Simply put, it is a first impression. The first moments of truth are the most critical because your customer can only have them once.

So when do these moments of truth happen? Only you and your business can answer that. Dissect everything the customer experiences, from the beginning to the end of a typical encounter. Each contact with your organization is a moment of truth, from the greeting and smile in person or by phone to neatness of your office or working through the process of giving an order. Even the janitorial staff emptying your trash contributes.

Once you have identified your customers’ moments of truth, it is your job to influence positive moments and work to make them productive for your company. One key is to know your customers’ needs and provide them without requiring customers to ask.

Remember this: Each moment of truth contributes to the total experience. As your customers continue to do business with you, they build on their chain of experiences, and transform anything into a moment of truth.

Think of the chain like the paper chain we all made in first grade. We pasted each “experience” together to make the chain as long as we could, and we thought our chain was very strong and would last forever. But pull slightly on the chain, and it broke.

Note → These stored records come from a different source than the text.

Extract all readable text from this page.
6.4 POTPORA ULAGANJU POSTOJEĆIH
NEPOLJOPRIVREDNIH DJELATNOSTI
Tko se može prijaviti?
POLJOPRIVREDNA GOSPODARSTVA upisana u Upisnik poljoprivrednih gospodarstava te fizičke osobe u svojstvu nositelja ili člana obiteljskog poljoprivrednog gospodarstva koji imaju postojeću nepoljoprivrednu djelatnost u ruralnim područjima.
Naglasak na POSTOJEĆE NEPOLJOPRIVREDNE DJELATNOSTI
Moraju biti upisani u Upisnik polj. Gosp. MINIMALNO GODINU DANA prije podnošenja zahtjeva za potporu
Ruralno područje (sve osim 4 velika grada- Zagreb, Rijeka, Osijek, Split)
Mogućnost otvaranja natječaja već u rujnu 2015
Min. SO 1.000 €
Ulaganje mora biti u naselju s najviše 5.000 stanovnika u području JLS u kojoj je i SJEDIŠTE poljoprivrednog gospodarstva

So it is with the customer’s chain of experiences in doing business with you. A negative moment of truth can be the tug that breaks the chain, and then you have to start all over building a new chain of experience for your customer.

Don’t just look for the big moments. Focus on the little things as well. Ask yourself what little things your customers expect and what little things you can do to wow them. Constantly develop new things that will show them you know who they are and that you care. Those little things make you appreciated by your customers.

Know what customers want, what they need, what they think, what they feel, whether they’re satisfied and whether they’ll return. If you know the answers and provide them before your customers ask you to, you’ll be one step ahead of your competitors.

More important, you will build positive moments of truth that benefit your business.